Kevin Strootman and Jeremain Lens profited from defensive errors to increase the tally before halftime with Van Persie breaking the record with his third in the 52nd minute before being taken off to a standing ovation at the Amsterdam Arena.

There were also poignant sideline celebrations with Kluivert, now an assistant to Netherlands coach Louis van Gaal. But a toe injury almost kept Van Persie from playing.

“It was a gamble but it worked out well,” said the 30-year-old forward with some understatement.

A bizarre own goal from Szilard Devecseri in the 64th added to the Dutch total before late goals from free kicks by Rafael van der Vaart and Arjen Robben rounded off a high tempo performance.
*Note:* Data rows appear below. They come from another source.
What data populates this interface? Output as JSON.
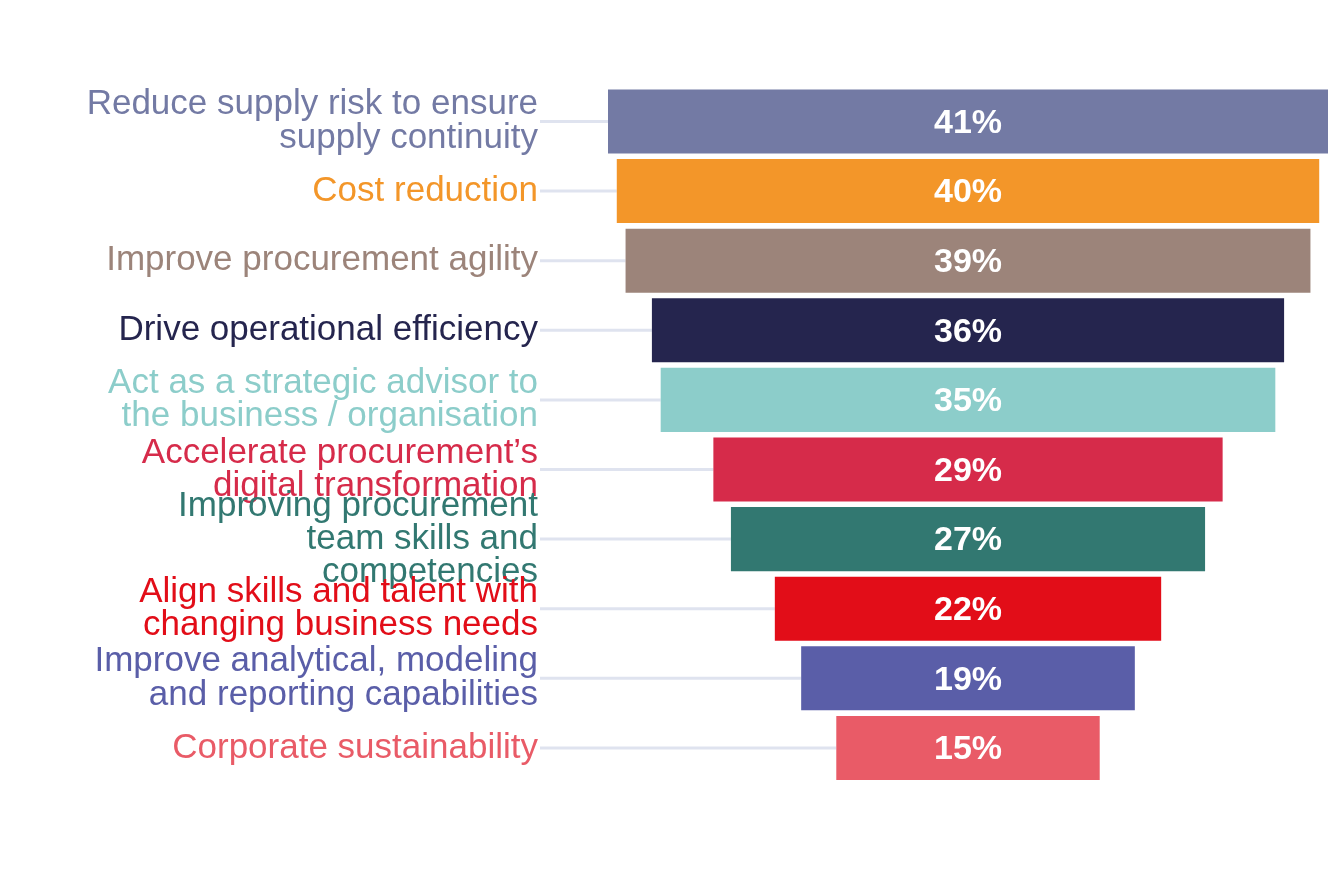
{
  "chart_data": {
    "type": "bar",
    "orientation": "horizontal",
    "categories": [
      [
        "Reduce supply risk to ensure",
        "supply continuity"
      ],
      [
        "Cost reduction"
      ],
      [
        "Improve procurement agility"
      ],
      [
        "Drive operational efficiency"
      ],
      [
        "Act as a strategic advisor to",
        "the business / organisation"
      ],
      [
        "Accelerate procurement’s",
        "digital transformation"
      ],
      [
        "Improving procurement",
        "team skills and",
        "competencies"
      ],
      [
        "Align skills and talent with",
        "changing business needs"
      ],
      [
        "Improve analytical, modeling",
        "and reporting capabilities"
      ],
      [
        "Corporate sustainability"
      ]
    ],
    "values": [
      41,
      40,
      39,
      36,
      35,
      29,
      27,
      22,
      19,
      15
    ],
    "value_labels": [
      "41%",
      "40%",
      "39%",
      "36%",
      "35%",
      "29%",
      "27%",
      "22%",
      "19%",
      "15%"
    ],
    "colors": [
      "#737aa4",
      "#f39629",
      "#9c847a",
      "#25254e",
      "#8ccdca",
      "#d62b4a",
      "#327871",
      "#e20d18",
      "#5a5ea8",
      "#e95b67"
    ],
    "xlim": [
      0,
      41
    ],
    "grid": false,
    "tick_labels": "y",
    "data_labels": true
  }
}
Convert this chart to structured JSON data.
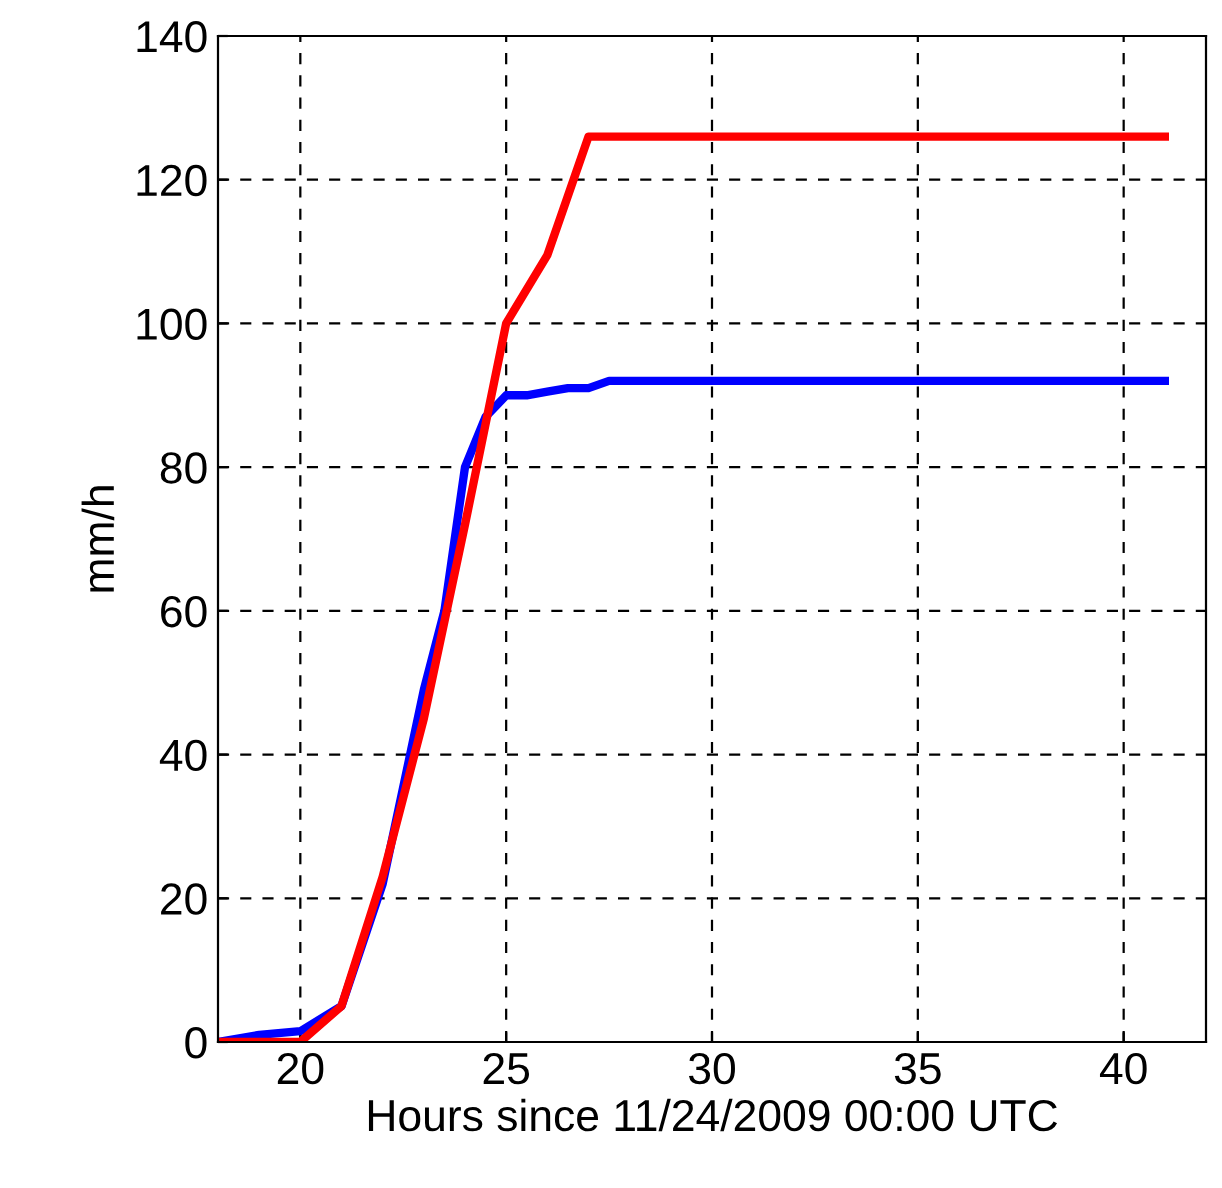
{
  "chart_data": {
    "type": "line",
    "xlabel": "Hours since 11/24/2009 00:00 UTC",
    "ylabel": "mm/h",
    "xlim": [
      18,
      42
    ],
    "xticks": [
      20,
      25,
      30,
      35,
      40
    ],
    "ylim": [
      0,
      140
    ],
    "yticks": [
      0,
      20,
      40,
      60,
      80,
      100,
      120,
      140
    ],
    "grid": true,
    "line_style": "solid",
    "series": [
      {
        "color": "#0000ff",
        "x": [
          18,
          19,
          20,
          21,
          22,
          23,
          23.5,
          24,
          24.5,
          25,
          25.5,
          26,
          26.5,
          27,
          27.5,
          41
        ],
        "values": [
          0,
          1,
          1.5,
          5,
          22,
          49,
          60,
          80,
          87,
          90,
          90,
          90.5,
          91,
          91,
          92,
          92
        ]
      },
      {
        "color": "#ff0000",
        "x": [
          18,
          19,
          20,
          21,
          22,
          23,
          24,
          25,
          26,
          27,
          41
        ],
        "values": [
          0,
          0,
          0,
          5,
          23,
          45,
          72,
          100,
          109.5,
          126,
          126
        ]
      }
    ]
  }
}
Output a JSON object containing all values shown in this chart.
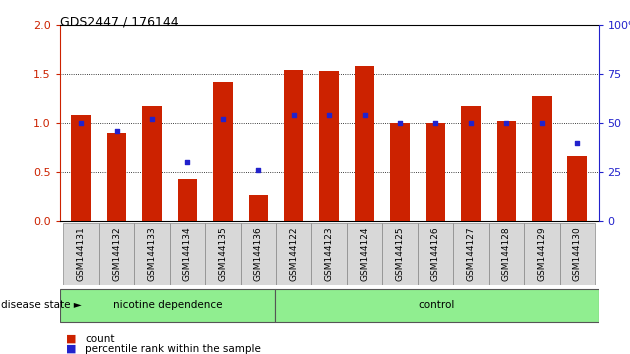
{
  "title": "GDS2447 / 176144",
  "samples": [
    "GSM144131",
    "GSM144132",
    "GSM144133",
    "GSM144134",
    "GSM144135",
    "GSM144136",
    "GSM144122",
    "GSM144123",
    "GSM144124",
    "GSM144125",
    "GSM144126",
    "GSM144127",
    "GSM144128",
    "GSM144129",
    "GSM144130"
  ],
  "count_values": [
    1.08,
    0.9,
    1.17,
    0.43,
    1.42,
    0.27,
    1.54,
    1.53,
    1.58,
    1.0,
    1.0,
    1.17,
    1.02,
    1.28,
    0.66
  ],
  "percentile_values_left_scale": [
    1.0,
    0.92,
    1.04,
    0.6,
    1.04,
    0.52,
    1.08,
    1.08,
    1.08,
    1.0,
    1.0,
    1.0,
    1.0,
    1.0,
    0.8
  ],
  "groups": [
    {
      "label": "nicotine dependence",
      "n": 6,
      "color": "#90EE90"
    },
    {
      "label": "control",
      "n": 9,
      "color": "#90EE90"
    }
  ],
  "bar_color": "#CC2200",
  "percentile_color": "#2222CC",
  "ylim_left": [
    0,
    2
  ],
  "ylim_right": [
    0,
    100
  ],
  "yticks_left": [
    0,
    0.5,
    1.0,
    1.5,
    2.0
  ],
  "yticks_right": [
    0,
    25,
    50,
    75,
    100
  ],
  "background_color": "#ffffff",
  "plot_bg": "#ffffff",
  "disease_state_label": "disease state",
  "legend_count": "count",
  "legend_percentile": "percentile rank within the sample",
  "bar_width": 0.55,
  "nd_count": 6,
  "ctrl_count": 9
}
“We put the opponent under pressure for the full 90 minutes,” said Van Gaal. “The effort and the willingness was enormous. It’s a difficult process to squeeze right from the start and then to sustain it.”

On Van Persie’s record-breaking night, Van Gaal told reporters: “It’s a great achievement, but ultimately is all about the way the team puts him in contention.”

Hungary’s goal came from a penalty converted by Balazs Dzsudzsak after a Jeffrey Bruma handball just after the break.

Netherlands have 25 points from nine games, with their final match against Turkey in Istanbul on Tuesday.

Turkey and Romania, who each have 16 points with one match remaining, are fighting it out for a playoff spot.